Lo scrittore presenta il suo nuovo libro di racconti oggi al Teatro Comunale

Verrà presentato ad Atri nel Teatro Comunale, oggi alle18 , il nuovo libro di Giampiero Margiovanni, “Ossa”, una raccolta di racconti edita dalle edizioni del Viandante. Alla presentazione parteciperà oltre all’autore, anche l’editore Arturo Bernava, mentre alcuni brani del libro saranno letti da attori dell’associazione culturale Le Enfants Rouges di Atri.
Margiovanni, 29 anni, è alla sua quarta esperienza editoriale dopo due raccolte poetiche, “Le punte del cerchio” e “Il dionisiaco rovesciato” e un romanzo “I sogni delle lacrime” tutti editi da Tabula Fati. I nuovi racconti si caratterizzano per una narrazione incalzante, che lascia a volte senza fiato per le scelte effettuate a livello di suspense e thriller, con personaggi sempre in bilico tra il male e il bene, capaci di spiazzare il lettore, sorprenderlo con le loro decisioni e il loro comportamento. Quello esplorato da Margiovanni è un universo inquietante, fitto di personaggi eticamente discutibili, che danno vita ad una rappresentazione poco edificante dell’umanità, personaggi molti dei quali non solo dediti all’interesse personale, all’egoismo e all’opportunismo, ma anche al delitto e al crimine. Va comunque dato merito al coraggio dell’autore che ha voluto approfondire questi lati dell’essere umano, andando in fondo alle coscienze più tormentate e magari violente, o comunque emarginate, contorte, quasi per un intento di studio, il che fa ricordare la poetica del vecchio Zola e del suo naturalismo. In effetti il titolo scelto dà perfettamente l’idea dell’operazione letteraria di Margiovanni, Ossa, come a voler denudare i personaggi, scavarli dentro per rivelarne la natura sadica, voltata male, ma anche la debolezza, la disperazione di chi forse non ha avuto scelta.

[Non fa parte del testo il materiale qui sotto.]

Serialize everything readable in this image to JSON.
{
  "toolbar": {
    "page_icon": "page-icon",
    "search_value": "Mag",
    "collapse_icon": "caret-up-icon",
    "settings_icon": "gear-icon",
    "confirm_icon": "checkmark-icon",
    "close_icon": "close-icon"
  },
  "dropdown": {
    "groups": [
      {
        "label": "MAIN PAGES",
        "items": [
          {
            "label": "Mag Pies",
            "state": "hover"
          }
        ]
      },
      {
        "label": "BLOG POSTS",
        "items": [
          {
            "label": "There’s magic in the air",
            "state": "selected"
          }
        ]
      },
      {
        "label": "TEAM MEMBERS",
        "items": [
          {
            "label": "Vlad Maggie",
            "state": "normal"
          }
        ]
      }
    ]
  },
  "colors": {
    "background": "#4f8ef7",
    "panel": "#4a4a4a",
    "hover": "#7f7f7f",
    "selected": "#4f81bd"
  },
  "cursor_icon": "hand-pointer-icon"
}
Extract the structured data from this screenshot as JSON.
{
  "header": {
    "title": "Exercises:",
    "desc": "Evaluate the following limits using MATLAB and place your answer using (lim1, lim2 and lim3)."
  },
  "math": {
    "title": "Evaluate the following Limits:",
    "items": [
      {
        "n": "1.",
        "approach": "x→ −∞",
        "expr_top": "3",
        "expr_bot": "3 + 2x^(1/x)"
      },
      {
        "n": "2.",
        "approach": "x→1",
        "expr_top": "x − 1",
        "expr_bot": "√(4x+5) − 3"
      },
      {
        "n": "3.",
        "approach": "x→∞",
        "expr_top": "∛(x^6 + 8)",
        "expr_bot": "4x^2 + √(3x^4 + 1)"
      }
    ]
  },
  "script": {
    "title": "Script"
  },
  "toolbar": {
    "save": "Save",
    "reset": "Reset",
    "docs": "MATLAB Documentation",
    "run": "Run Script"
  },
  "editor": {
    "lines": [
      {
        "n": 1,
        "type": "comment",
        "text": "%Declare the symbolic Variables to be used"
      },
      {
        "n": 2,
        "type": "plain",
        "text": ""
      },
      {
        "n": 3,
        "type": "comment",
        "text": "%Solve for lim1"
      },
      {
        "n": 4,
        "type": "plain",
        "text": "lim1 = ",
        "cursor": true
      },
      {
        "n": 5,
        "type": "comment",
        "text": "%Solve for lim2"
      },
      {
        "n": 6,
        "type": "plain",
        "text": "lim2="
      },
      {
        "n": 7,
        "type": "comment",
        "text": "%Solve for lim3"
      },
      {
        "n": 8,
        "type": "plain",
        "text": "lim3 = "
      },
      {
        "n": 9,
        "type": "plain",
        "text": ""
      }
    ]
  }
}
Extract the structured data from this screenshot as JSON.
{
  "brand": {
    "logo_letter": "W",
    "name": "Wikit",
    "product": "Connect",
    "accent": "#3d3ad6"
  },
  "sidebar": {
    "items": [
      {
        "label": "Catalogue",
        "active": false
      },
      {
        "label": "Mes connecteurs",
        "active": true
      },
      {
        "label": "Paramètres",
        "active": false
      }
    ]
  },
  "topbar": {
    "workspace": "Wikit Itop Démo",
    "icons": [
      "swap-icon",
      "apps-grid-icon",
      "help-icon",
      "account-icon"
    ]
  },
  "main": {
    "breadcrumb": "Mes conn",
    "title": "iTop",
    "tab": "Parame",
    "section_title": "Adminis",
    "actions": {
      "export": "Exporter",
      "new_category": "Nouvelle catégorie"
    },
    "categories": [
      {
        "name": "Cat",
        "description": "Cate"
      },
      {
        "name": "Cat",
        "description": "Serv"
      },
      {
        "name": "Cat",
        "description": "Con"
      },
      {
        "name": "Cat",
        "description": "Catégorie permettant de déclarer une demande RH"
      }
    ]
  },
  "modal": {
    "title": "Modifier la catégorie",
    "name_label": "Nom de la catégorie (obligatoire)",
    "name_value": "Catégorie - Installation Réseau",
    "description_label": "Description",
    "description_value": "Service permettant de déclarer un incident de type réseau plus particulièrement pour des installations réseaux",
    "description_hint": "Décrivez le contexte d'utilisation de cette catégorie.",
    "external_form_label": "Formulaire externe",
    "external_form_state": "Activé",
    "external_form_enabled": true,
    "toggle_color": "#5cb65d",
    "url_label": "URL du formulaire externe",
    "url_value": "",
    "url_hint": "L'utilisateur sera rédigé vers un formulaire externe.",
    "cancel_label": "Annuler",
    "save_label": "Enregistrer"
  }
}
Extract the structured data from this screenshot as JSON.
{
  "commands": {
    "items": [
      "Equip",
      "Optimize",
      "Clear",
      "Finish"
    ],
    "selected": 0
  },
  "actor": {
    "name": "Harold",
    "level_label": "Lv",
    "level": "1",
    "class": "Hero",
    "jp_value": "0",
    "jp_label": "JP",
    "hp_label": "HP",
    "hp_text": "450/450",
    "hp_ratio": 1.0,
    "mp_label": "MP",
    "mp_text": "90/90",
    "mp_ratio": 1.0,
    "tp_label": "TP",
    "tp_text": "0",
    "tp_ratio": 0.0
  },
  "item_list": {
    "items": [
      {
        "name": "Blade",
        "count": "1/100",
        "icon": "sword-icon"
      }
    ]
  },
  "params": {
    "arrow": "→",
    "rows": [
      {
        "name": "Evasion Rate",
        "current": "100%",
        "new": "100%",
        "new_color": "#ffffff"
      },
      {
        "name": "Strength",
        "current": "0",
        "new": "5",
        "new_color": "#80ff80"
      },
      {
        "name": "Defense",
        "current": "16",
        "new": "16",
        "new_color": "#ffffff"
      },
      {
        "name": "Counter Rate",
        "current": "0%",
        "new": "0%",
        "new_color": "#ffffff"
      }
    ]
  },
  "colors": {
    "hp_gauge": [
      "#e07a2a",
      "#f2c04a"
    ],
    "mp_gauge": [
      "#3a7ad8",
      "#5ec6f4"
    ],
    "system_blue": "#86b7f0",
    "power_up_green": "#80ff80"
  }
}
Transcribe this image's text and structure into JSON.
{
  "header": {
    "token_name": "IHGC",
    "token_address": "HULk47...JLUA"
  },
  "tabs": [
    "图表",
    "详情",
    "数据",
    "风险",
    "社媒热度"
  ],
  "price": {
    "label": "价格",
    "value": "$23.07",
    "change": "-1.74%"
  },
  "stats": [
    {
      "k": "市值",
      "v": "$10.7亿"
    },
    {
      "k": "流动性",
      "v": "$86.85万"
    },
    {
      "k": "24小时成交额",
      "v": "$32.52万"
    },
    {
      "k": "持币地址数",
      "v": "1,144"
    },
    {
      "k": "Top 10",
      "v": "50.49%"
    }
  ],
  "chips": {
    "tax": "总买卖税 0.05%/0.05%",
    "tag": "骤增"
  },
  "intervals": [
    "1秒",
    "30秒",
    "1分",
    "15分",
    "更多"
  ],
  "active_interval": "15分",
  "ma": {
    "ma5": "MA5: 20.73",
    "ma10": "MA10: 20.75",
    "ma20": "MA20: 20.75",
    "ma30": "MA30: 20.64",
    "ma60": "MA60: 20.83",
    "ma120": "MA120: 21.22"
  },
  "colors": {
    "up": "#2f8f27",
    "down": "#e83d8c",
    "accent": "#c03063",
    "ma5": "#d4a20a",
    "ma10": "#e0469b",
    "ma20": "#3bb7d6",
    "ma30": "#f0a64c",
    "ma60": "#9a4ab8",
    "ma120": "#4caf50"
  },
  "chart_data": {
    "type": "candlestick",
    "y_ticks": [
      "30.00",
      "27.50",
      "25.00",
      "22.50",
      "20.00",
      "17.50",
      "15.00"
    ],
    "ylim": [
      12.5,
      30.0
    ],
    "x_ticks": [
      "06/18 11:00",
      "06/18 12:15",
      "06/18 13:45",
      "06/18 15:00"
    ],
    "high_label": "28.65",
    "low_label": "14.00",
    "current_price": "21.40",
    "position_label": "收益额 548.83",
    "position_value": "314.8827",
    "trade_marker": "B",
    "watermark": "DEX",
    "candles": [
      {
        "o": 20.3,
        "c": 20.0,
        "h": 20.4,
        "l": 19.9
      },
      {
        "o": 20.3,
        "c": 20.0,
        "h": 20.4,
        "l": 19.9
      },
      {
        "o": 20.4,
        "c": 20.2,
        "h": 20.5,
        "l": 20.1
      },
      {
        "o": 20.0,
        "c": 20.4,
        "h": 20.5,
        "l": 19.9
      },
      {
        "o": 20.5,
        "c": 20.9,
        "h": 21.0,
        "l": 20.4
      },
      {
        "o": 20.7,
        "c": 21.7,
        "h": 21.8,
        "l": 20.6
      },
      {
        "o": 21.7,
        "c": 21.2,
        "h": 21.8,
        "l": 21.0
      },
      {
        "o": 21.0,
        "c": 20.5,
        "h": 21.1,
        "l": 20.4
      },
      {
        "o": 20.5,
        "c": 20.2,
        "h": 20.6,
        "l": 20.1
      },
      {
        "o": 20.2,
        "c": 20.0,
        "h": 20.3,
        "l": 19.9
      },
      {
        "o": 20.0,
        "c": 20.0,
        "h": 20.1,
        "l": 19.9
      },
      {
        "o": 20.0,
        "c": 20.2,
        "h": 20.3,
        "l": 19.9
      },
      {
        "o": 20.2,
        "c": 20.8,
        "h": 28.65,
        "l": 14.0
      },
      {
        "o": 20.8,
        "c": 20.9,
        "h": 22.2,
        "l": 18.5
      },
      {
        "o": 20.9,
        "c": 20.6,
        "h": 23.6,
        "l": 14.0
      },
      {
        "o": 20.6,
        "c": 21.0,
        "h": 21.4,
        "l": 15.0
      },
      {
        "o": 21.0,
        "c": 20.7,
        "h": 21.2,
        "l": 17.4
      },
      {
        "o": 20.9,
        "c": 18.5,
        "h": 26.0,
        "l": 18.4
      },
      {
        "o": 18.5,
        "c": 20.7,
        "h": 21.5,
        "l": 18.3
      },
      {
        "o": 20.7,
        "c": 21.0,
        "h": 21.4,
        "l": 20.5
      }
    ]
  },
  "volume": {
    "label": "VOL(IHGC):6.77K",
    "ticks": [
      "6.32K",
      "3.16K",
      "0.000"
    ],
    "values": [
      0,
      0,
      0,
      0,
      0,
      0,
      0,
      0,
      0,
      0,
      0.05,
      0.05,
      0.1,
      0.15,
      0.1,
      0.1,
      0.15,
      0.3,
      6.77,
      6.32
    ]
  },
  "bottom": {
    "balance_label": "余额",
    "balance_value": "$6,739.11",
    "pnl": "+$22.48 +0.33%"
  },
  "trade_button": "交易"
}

E’ in fondo un rimprovero quello di Margiovanni non tanto ai suoi personaggi, ma al materialismo di un’intera società, votata all’interesse e al profitto a tutti i livelli, e spesso quello che distingue le figure a volte raccapriccianti di questi racconti dai tanti individui che scalano la società e giungono a posti di potere e prestigio, è solo una differenza di tipo quantitativo e non qualitativo.